Ressurreição é inesquecível. Não se admite que um leitor que se apaixona por Ana Karenina (a personagem da obra homónima, que li, aliás, só recentemente) e encontre em Guerra e Paz uma fonte de descobertas poéticas e filosóficas, não veja em Ressurreição um romance maior. Trata-se, como em todo o Tolstoi, da queda e da possibilidade [ou não] de resgate das suas personagens. Trata-se, como em todo o Tolstoi, da reflexão sobre a culpa - sobre as reais implicações de uma culpa antiga, que ressurge do passado - e sobre a verdadeira dimensão da liberdade. É a minha consciência que decide dos meus actos?
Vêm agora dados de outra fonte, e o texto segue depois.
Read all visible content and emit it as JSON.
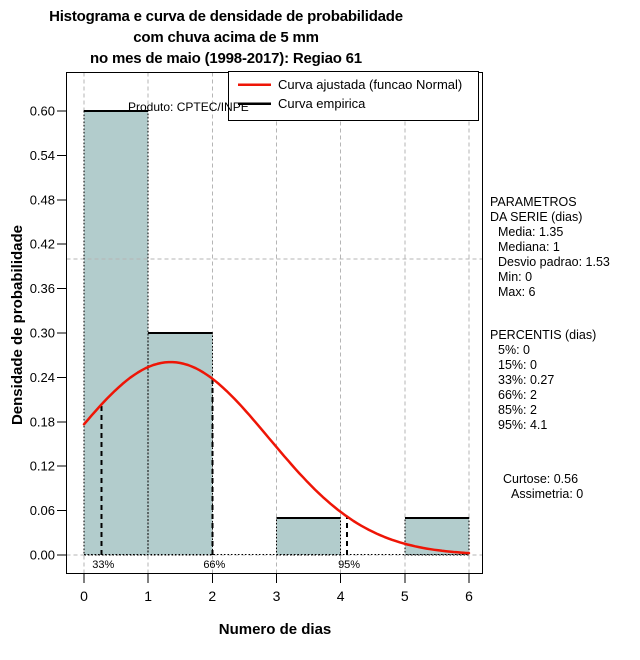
{
  "title": {
    "line1": "Histograma e curva de densidade de probabilidade",
    "line2": "com chuva acima de 5 mm",
    "line3": "no mes de maio (1998-2017): Regiao 61"
  },
  "produto_label": "Produto: CPTEC/INPE",
  "legend": {
    "items": [
      {
        "label": "Curva ajustada (funcao Normal)",
        "color": "#ee1506"
      },
      {
        "label": "Curva empirica",
        "color": "#000000"
      }
    ]
  },
  "stats_panel": {
    "parametros": {
      "header1": "PARAMETROS",
      "header2": "DA SERIE (dias)",
      "lines": [
        "Media: 1.35",
        "Mediana: 1",
        "Desvio padrao: 1.53",
        "Min: 0",
        "Max: 6"
      ]
    },
    "percentis": {
      "header": "PERCENTIS (dias)",
      "lines": [
        "5%: 0",
        "15%: 0",
        "33%: 0.27",
        "66%: 2",
        "85%: 2",
        "95%: 4.1"
      ]
    },
    "moments": {
      "lines": [
        "Curtose: 0.56",
        "Assimetria: 0"
      ]
    }
  },
  "chart_data": {
    "type": "histogram+density",
    "xlabel": "Numero de dias",
    "ylabel": "Densidade de probabilidade",
    "xlim": [
      0,
      6
    ],
    "ylim": [
      0,
      0.62
    ],
    "x_ticks": [
      0,
      1,
      2,
      3,
      4,
      5,
      6
    ],
    "y_ticks": [
      0,
      0.06,
      0.12,
      0.18,
      0.24,
      0.3,
      0.36,
      0.42,
      0.48,
      0.54,
      0.6
    ],
    "y_tick_labels": [
      "0.00",
      "0.06",
      "0.12",
      "0.18",
      "0.24",
      "0.30",
      "0.36",
      "0.42",
      "0.48",
      "0.54",
      "0.60"
    ],
    "bins": [
      {
        "x0": 0,
        "x1": 1,
        "density": 0.6
      },
      {
        "x0": 1,
        "x1": 2,
        "density": 0.3
      },
      {
        "x0": 2,
        "x1": 3,
        "density": 0.0
      },
      {
        "x0": 3,
        "x1": 4,
        "density": 0.05
      },
      {
        "x0": 4,
        "x1": 5,
        "density": 0.0
      },
      {
        "x0": 5,
        "x1": 6,
        "density": 0.05
      }
    ],
    "normal_fit": {
      "mean": 1.35,
      "sd": 1.53,
      "peak_density": 0.26
    },
    "percentile_lines": [
      {
        "label": "33%",
        "x": 0.27
      },
      {
        "label": "66%",
        "x": 2
      },
      {
        "label": "95%",
        "x": 4.1
      }
    ],
    "h_gridlines": [
      0,
      0.4
    ],
    "grid": true,
    "legend_position": "top-right",
    "colors": {
      "bar_fill": "#b2cccc",
      "bar_border": "#000000",
      "fit_curve": "#ee1506",
      "empirical": "#000000",
      "grid": "#b5b5b5"
    }
  }
}
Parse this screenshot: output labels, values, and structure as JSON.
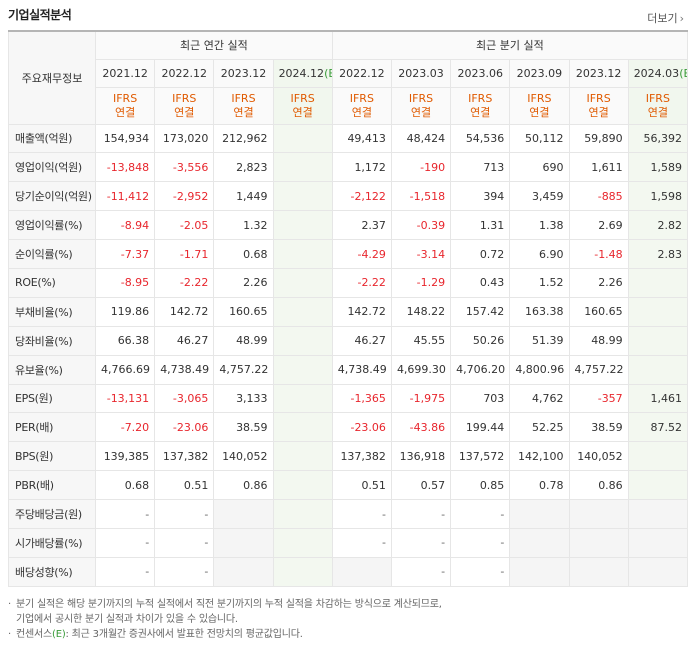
{
  "header": {
    "title": "기업실적분석",
    "more_label": "더보기",
    "more_icon": "chevron-right-icon"
  },
  "table": {
    "row_header_label": "주요재무정보",
    "groups": [
      {
        "label": "최근 연간 실적",
        "span": 4
      },
      {
        "label": "최근 분기 실적",
        "span": 6
      }
    ],
    "periods": [
      {
        "label": "2021.12",
        "estimate": false
      },
      {
        "label": "2022.12",
        "estimate": false
      },
      {
        "label": "2023.12",
        "estimate": false
      },
      {
        "label": "2024.12",
        "estimate": true,
        "est_mark": "(E)"
      },
      {
        "label": "2022.12",
        "estimate": false
      },
      {
        "label": "2023.03",
        "estimate": false
      },
      {
        "label": "2023.06",
        "estimate": false
      },
      {
        "label": "2023.09",
        "estimate": false
      },
      {
        "label": "2023.12",
        "estimate": false
      },
      {
        "label": "2024.03",
        "estimate": true,
        "est_mark": "(E)"
      }
    ],
    "basis_line1": "IFRS",
    "basis_line2": "연결",
    "rows": [
      {
        "label": "매출액(억원)",
        "values": [
          "154,934",
          "173,020",
          "212,962",
          "",
          "49,413",
          "48,424",
          "54,536",
          "50,112",
          "59,890",
          "56,392"
        ]
      },
      {
        "label": "영업이익(억원)",
        "values": [
          "-13,848",
          "-3,556",
          "2,823",
          "",
          "1,172",
          "-190",
          "713",
          "690",
          "1,611",
          "1,589"
        ]
      },
      {
        "label": "당기순이익(억원)",
        "values": [
          "-11,412",
          "-2,952",
          "1,449",
          "",
          "-2,122",
          "-1,518",
          "394",
          "3,459",
          "-885",
          "1,598"
        ]
      },
      {
        "label": "영업이익률(%)",
        "values": [
          "-8.94",
          "-2.05",
          "1.32",
          "",
          "2.37",
          "-0.39",
          "1.31",
          "1.38",
          "2.69",
          "2.82"
        ]
      },
      {
        "label": "순이익률(%)",
        "values": [
          "-7.37",
          "-1.71",
          "0.68",
          "",
          "-4.29",
          "-3.14",
          "0.72",
          "6.90",
          "-1.48",
          "2.83"
        ]
      },
      {
        "label": "ROE(%)",
        "values": [
          "-8.95",
          "-2.22",
          "2.26",
          "",
          "-2.22",
          "-1.29",
          "0.43",
          "1.52",
          "2.26",
          ""
        ]
      },
      {
        "label": "부채비율(%)",
        "values": [
          "119.86",
          "142.72",
          "160.65",
          "",
          "142.72",
          "148.22",
          "157.42",
          "163.38",
          "160.65",
          ""
        ]
      },
      {
        "label": "당좌비율(%)",
        "values": [
          "66.38",
          "46.27",
          "48.99",
          "",
          "46.27",
          "45.55",
          "50.26",
          "51.39",
          "48.99",
          ""
        ]
      },
      {
        "label": "유보율(%)",
        "values": [
          "4,766.69",
          "4,738.49",
          "4,757.22",
          "",
          "4,738.49",
          "4,699.30",
          "4,706.20",
          "4,800.96",
          "4,757.22",
          ""
        ]
      },
      {
        "label": "EPS(원)",
        "values": [
          "-13,131",
          "-3,065",
          "3,133",
          "",
          "-1,365",
          "-1,975",
          "703",
          "4,762",
          "-357",
          "1,461"
        ]
      },
      {
        "label": "PER(배)",
        "values": [
          "-7.20",
          "-23.06",
          "38.59",
          "",
          "-23.06",
          "-43.86",
          "199.44",
          "52.25",
          "38.59",
          "87.52"
        ]
      },
      {
        "label": "BPS(원)",
        "values": [
          "139,385",
          "137,382",
          "140,052",
          "",
          "137,382",
          "136,918",
          "137,572",
          "142,100",
          "140,052",
          ""
        ]
      },
      {
        "label": "PBR(배)",
        "values": [
          "0.68",
          "0.51",
          "0.86",
          "",
          "0.51",
          "0.57",
          "0.85",
          "0.78",
          "0.86",
          ""
        ]
      },
      {
        "label": "주당배당금(원)",
        "values": [
          "-",
          "-",
          "",
          "",
          "-",
          "-",
          "-",
          "",
          "",
          ""
        ]
      },
      {
        "label": "시가배당률(%)",
        "values": [
          "-",
          "-",
          "",
          "",
          "-",
          "-",
          "-",
          "",
          "",
          ""
        ]
      },
      {
        "label": "배당성향(%)",
        "values": [
          "-",
          "-",
          "",
          "",
          "",
          "-",
          "-",
          "",
          "",
          ""
        ]
      }
    ],
    "group_starts": [
      3,
      6,
      9,
      13
    ],
    "blank_cells": [
      [
        13,
        2
      ],
      [
        13,
        7
      ],
      [
        13,
        8
      ],
      [
        13,
        9
      ],
      [
        14,
        2
      ],
      [
        14,
        7
      ],
      [
        14,
        8
      ],
      [
        14,
        9
      ],
      [
        15,
        2
      ],
      [
        15,
        4
      ],
      [
        15,
        7
      ],
      [
        15,
        8
      ],
      [
        15,
        9
      ]
    ]
  },
  "notes": {
    "bullet": "·",
    "line1": "분기 실적은 해당 분기까지의 누적 실적에서 직전 분기까지의 누적 실적을 차감하는 방식으로 계산되므로,",
    "line2": "기업에서 공시한 분기 실적과 차이가 있을 수 있습니다.",
    "line3_prefix": "컨센서스",
    "line3_mark": "(E)",
    "line3_suffix": ": 최근 3개월간 증권사에서 발표한 전망치의 평균값입니다."
  },
  "colors": {
    "negative": "#e8262d",
    "basis": "#e05a00",
    "estimate_mark": "#3a9b3a",
    "estimate_bg": "#f3f8f0"
  }
}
Ou a consciência sobrevoa, mais ou menos em diferido, esses actos a que chamo «meus» mas são, antes do mais, determinados por medos, cobardias, disposições genéticas, uma imagem a que a sociedade espera que eu corresponda?
Tolstoi constrói uma situação que é o centro dramático de todas estas questões: chamado a participar de um julgamento, como jurado, o príncipe Nekliodov é posto perante Katiucha Maslova, prostituída desde nova, acusada de ter envenenado um cliente. Mas Katiucha é uma mulher que, em jovem, o próprio Nekliodov seduziu e perdeu, num período da sua vida - tão subtilmente captada por Toltoi na complexa diversidade de facetas - em que a consciência moral está como que adormecida, aguardando, diminuída em face da força da busca do prazer e do bem-estar, que se impõe, egocentrista e brutal.
Por outro lado, esta situação e este tema são, nas mãos do génio que é Tolstoi, pretexto e instrumento para o exercício de observar e apontar pequenas e fugazes movimentações do espírito. A consciência nunca é monolítica: uma personagem não é absolutamente boa nem absolutamente má. Erra, mas perante o seu erro, enfrenta-se e começa, verdadeiramente, a conhecer-se a si própria: os sentimentos transformam-se a cada instante, retornam ao ponto de partida, ou dali se escapam precipitadamente; quer reparar e não quer reparar o mal que fez, põe em luta razões para amar e para odiar o mesmo objecto, desilude-se com o que fez e, por outro lado, justifica-o. Tudo é incerto e vago, mesmo quando estabelece um propósito e decide torná-lo o eixo da sua «ressurreição».
E nisto, não só nisto mas «nisto» sobretudo, Tolstoi é o mais actual dos romancistas, o mais subtil. O que menos julga as suas personagens: o que abrange, divina e compreensivamente, todos os lados de todos homens.